In Bill Virgin’s column How to rein in housing prices? It’s simple [SeattlePI], he draws a comparison between keeping gas prices down and housing prices.

The first reaction to gasoline prices over $3 per gallon to many is to control prices, yet that limits expenditures on new drilling and refining ventures. With the reduced affordability of housing, the author speculates tongue in cheek what would happen if housing prices were controlled.

If gouging the motorist is wrong, so is gouging the prospective home buyer — or so this line of thinking goes. The solution is simple. Make it a crime to sell your house for more than you bought it.

How else do we stop the exodus of the middle class from new urban areas, sprawl and longer commute times?

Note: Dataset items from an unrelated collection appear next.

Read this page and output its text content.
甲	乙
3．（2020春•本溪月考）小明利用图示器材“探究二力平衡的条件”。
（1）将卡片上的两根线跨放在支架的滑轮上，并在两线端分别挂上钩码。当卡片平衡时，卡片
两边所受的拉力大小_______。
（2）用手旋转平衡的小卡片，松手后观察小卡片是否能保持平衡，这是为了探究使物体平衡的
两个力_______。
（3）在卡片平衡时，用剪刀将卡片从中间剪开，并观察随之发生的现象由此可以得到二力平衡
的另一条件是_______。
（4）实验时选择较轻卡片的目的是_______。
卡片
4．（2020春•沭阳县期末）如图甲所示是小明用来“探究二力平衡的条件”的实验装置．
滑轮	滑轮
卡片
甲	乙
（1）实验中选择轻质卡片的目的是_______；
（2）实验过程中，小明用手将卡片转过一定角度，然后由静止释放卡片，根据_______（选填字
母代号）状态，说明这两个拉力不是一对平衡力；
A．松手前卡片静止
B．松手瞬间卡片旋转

Sarcasm aside, neither gasoline nor housing prices lend themselves to easy fixes or palatable remedies. Gasoline is going to be more volatile and, on average, more expensive as worldwide demand for petroleum grows and supplies tighten — unless you’re willing to allow drilling anywhere, set prices for every step in exploration, production, refining and marketing, or take everyone’s car away.

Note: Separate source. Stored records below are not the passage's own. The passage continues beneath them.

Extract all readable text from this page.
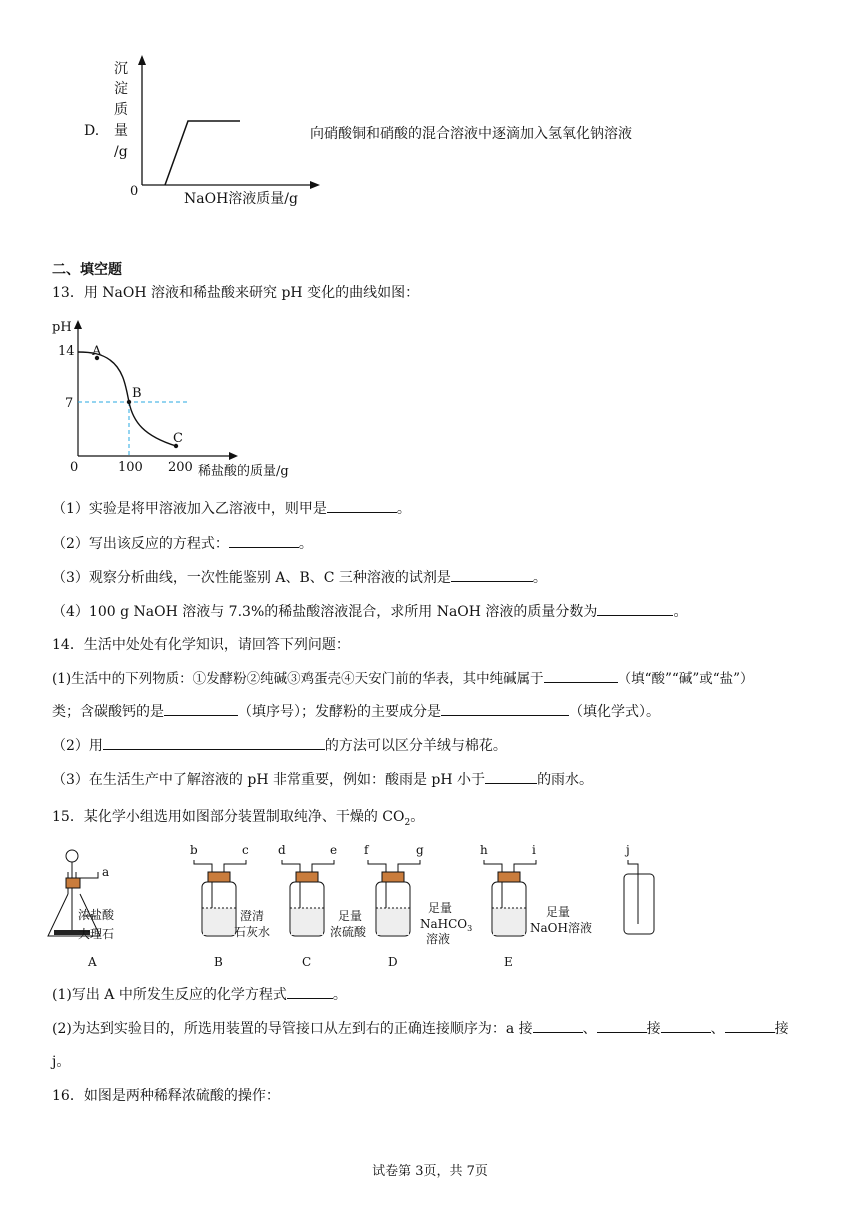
D.
沉
淀
质
量
/g
0	NaOH溶液质量/g
向硝酸铜和硝酸的混合溶液中逐滴加入氢氧化钠溶液
二、填空题
13．用 NaOH 溶液和稀盐酸来研究 pH 变化的曲线如图：
pH
A
B
C
14
7
0	100 200 稀盐酸的质量/g
（1）实验是将甲溶液加入乙溶液中，则甲是	。
（2）写出该反应的方程式：	。
（3）观察分析曲线，一次性能鉴别 A、B、C 三种溶液的试剂是	。
（4）100 g NaOH 溶液与 7.3%的稀盐酸溶液混合，求所用 NaOH 溶液的质量分数为	。
14．生活中处处有化学知识，请回答下列问题：
(1)生活中的下列物质：①发酵粉②纯碱③鸡蛋壳④天安门前的华表，其中纯碱属于	（填“酸”“碱”或“盐”）
类；含碳酸钙的是	（填序号）；发酵粉的主要成分是	（填化学式）。
（2）用	的方法可以区分羊绒与棉花。
（3）在生活生产中了解溶液的 pH 非常重要，例如：酸雨是 pH 小于	的雨水。
15．某化学小组选用如图部分装置制取纯净、干燥的 $CO_2$。
a
浓盐酸
大理石
A
b	c
澄清
石灰水
B
d	e
足量
浓硫酸
C
f	g
足量
NaHCO$_3$
溶液
D
h	i
足量
NaOH溶液
E
j
(1)写出 A 中所发生反应的化学方程式	。
(2)为达到实验目的，所选用装置的导管接口从左到右的正确连接顺序为：a 接	、	接	、	接
j。
16．如图是两种稀释浓硫酸的操作：
试卷第 3页，共 7页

With smart growth initiatives, new urbanism, zoning and other restrictions the very things that make certain areas more appealing to buyers, are constricting supply and development of new housing, a solution to affordability has to be underneath another stone that needs to be “un-turned.” Its hard to believe that current property owners, who are sitting on a windfall of homequity gains, would be willing to give that up to sell their homes for what they paid for it.

And by the way, aren’t we in a free market system?